This article was originally published on TimesFreePress.com.


With Chattanooga Airport passenger traffic on pace for another record year, 300 new parking spaces are opening up to help travelers who’ve been pressed at times to find a spot.

Terry Hart, the airport’s chief executive, said parking is growing by more than 20 percent to about 1,650 spaces. The $3.4 million project will add canopies over sidewalks in the parking lots to shield travelers from the elements, he said.

“That’s a huge amenity,” Hart said.

Airport Authority Vice Chairman Jim Hall said travelers prefer surface parking over a parking garage, which officials considered.

“But, at the same time, to have covered walkways in inclement weather and in the colder months it will be an asset for the customer base, which is growing,” said the former head of the National Transportation Safety Board. “It will make a real difference.”

Passenger boardings in Chattanooga continue to climb, up 13.5 percent in June over the same month a year ago, Hart said.

In the first half of 2015, boardings rose nearly 14 percent over last year with 188,100 passengers boarding flights in Chattanooga.

Last year, the airport shattered a 21-year-old record for boardings, and Lovell Field is on track to set a new mark in 2015.

Hart has cited a growing economy in the Chattanooga area along with air fares competitive with other airports, such as in Atlanta and Nashville.

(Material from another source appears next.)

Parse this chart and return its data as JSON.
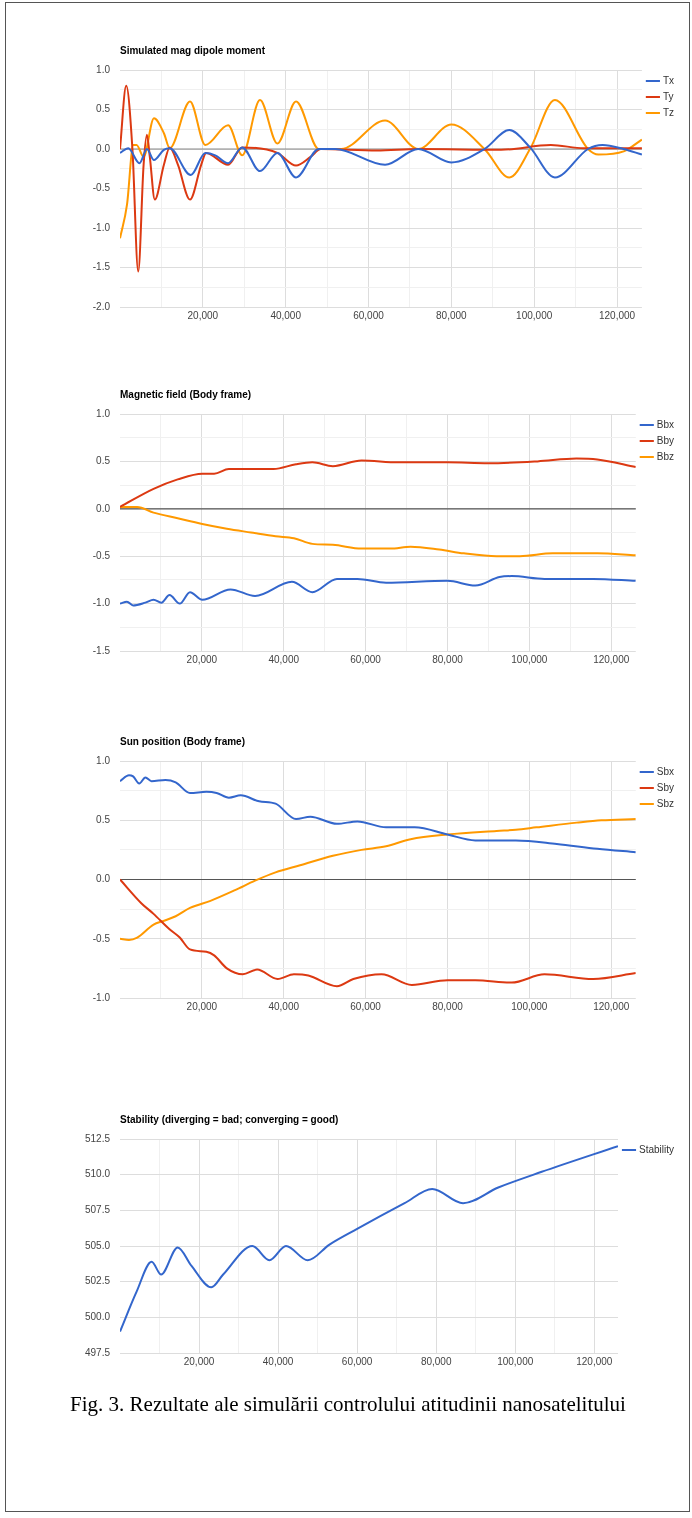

“People are choosing to start their travel plans in Chattanooga,” he said.

Airport officials are seeking more service with potential nonstop flights between Chattanooga and the New York area as well as to Houston.

Hart said the airport continues to have talks with airlines over the New York area flights, but “nothing is firmed up.” Officials are looking at service into LaGuardia or JFK airports in New York, or even Newark, N.J., just outside of the Big Apple.

Hall said nonstops to Houston also are on the Chattanooga Airport’s radar screen.

“These things take time,” he said. “Airlines have restricted capacity to ensure their profits.”

Hall said that the increase in the number of passengers flying out of Chattanooga help the airport’s case for more service.

The new airport parking spaces are added to what was the intermediate parking lot. Hart said plans are to make nearly all of those slots long-term parking. He said some spaces furthermost away from the terminal will be turned into an “economy lot.”

Rates for long-term parking will stay at $9 a day, Hart said. A $6 economy lot rate has been talked about by airport officials.

The airport took down a former TAC Air hangar built in 1951 to make room for the added parking.

Airport officials in 2014 merged general aviation services when they bought out competitor TAC Air for $12.37 million. That ended four years of turbulence between the airport and TAC Air.